Un gigantesque terrain de jeu drainé par La toute puissante UEFA
Dans l’équipe du football européen, tout le monde a sa place et l’UEFA fait tourner l’effectif. L’association européenne de football (UEFA) fédère les fédérations nationales et compte aujourd’hui pas moins de 55 membres. Elle intègre sans compter : des États non membres de l’UE (Albanie), d’autres qui ne trouvent à cheval entre l’Europe et l’Asie (Russie), d’autres qui ne touchent même pas le vieux continent (Kazakhstan) et d’autres encore qui n’existent même pas en tant qu’État (Pays-de-Galle, Îles Féroé). Parmi ces États fantômes, certains crispent les relations politiques entre les nations européennes à l’instar du Kosovo et de Gibraltar. D’Istanbul à Oslo, les médias diffusent à travers le monde les succès d’un immense espace européen qui fonctionne. Des triomphes que l’Europe du football doit à son patron et fidèle entraîneur depuis 1954.
Au bord et en dehors des terrains du football européen, l’UEFA fait la pluie et le beau temps. Elle rappelle à l’ordre, sanctionne, félicite et expulse. En 1992, elle empêche la Yougoslavie, alors en violente guerre ethnique, de participer à l’Euro en Suède. En 2013, elle exclue le club espagnol de Malaga de toute compétition européenne pendant trois ans pour gestion financière calamiteuse. Elle impose souvent aux plus grands clubs européens des matchs à huis-clos à la suite d’incidents racistes ou à des jets de projectiles. L’UEFA n’admet aucune entorse aux règles et ne permet pas de délai : la discipline sinon rien.
61% des Européens considèrent que le football les unis bien plus que les institutions ou la monnaie unique
L’Europe du sport ne date pas d’hier.

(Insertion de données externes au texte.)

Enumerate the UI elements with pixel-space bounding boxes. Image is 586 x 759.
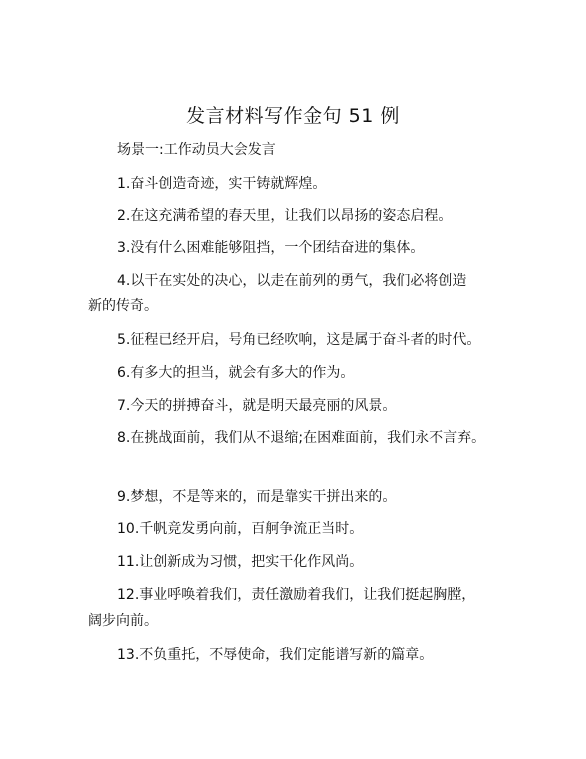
- list-item-continuation: 新的传奇。: [88, 298, 158, 314]
- list-item: 2.在这充满希望的春天里，让我们以昂扬的姿态启程。: [117, 208, 453, 224]
- scene-heading: 场景一:工作动员大会发言: [117, 142, 276, 158]
- list-item: 4.以干在实处的决心，以走在前列的勇气，我们必将创造: [117, 273, 467, 289]
- list-item: 13.不负重托，不辱使命，我们定能谱写新的篇章。: [117, 647, 434, 663]
- list-item: 8.在挑战面前，我们从不退缩;在困难面前，我们永不言弃。: [117, 430, 486, 446]
- list-item: 11.让创新成为习惯，把实干化作风尚。: [117, 554, 364, 570]
- list-item: 6.有多大的担当，就会有多大的作为。: [117, 365, 355, 381]
- list-item: 10.千帆竞发勇向前，百舸争流正当时。: [117, 521, 364, 537]
- list-item: 1.奋斗创造奇迹，实干铸就辉煌。: [117, 176, 327, 192]
- list-item: 7.今天的拼搏奋斗，就是明天最亮丽的风景。: [117, 398, 397, 414]
- list-item: 3.没有什么困难能够阻挡，一个团结奋进的集体。: [117, 240, 425, 256]
- document-title: 发言材料写作金句 51 例: [186, 105, 400, 127]
- list-item-continuation: 阔步向前。: [88, 613, 158, 629]
- list-item: 5.征程已经开启，号角已经吹响，这是属于奋斗者的时代。: [117, 332, 481, 348]
- list-item: 12.事业呼唤着我们，责任激励着我们，让我们挺起胸膛，: [117, 587, 476, 603]
- list-item: 9.梦想，不是等来的，而是靠实干拼出来的。: [117, 489, 397, 505]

Une compétition de natation voit le jour dès 1889 avant que dans les années cinquante, des championnats d’athlétismes, de basket et de gymnastique se mettent en place. Ces tournois résultent d’échanges entre les instances professionnelles nationales. Il s’agit pour elles de « transcender les rivalités européennes en les insérant dans un cadre réglementé », selon les chercheurs William Gasparini et Jean-François Polo. Ni les États ni la communauté européenne naissante n’en sont à l’origine. Les acteurs du sport ont européanisé eux-mêmes leurs disciplines pour progresser et gagner en expérience.
En interrogeant des sportifs, la Commission a conscience que l’Union partage avec le monde européen du sport des valeurs : respect des autres, ensemble dans la diversité, collectif.
Mais des fractures apparaissent : l’Union fait la part belle aux grands États quand le football laisse sa chance aux petits. Le Danemark et la Grèce ont remporté un Euro de football tandis que les puissants États menacent d’expulser les États en difficulté de la zone euro ou de Schengen, à l’image de la Grèce. Les parents du football s’identifient à un support qui leur permet de s’exprimer et de vivre des émotions. Au contraire, les citoyens européens se noient dans des rivalités institutionnelles incompréhensibles qui bloquent le projet européen. Quand le football européen s’adapte à de nouvelles difficultés telles que la sécurisation des stades, l’Union patauge dans les siennes et risque de perdre l’un de ses principaux membres. Entre ces deux modèles, les citoyens préfèrent taper dans un ballon plutôt que de voter.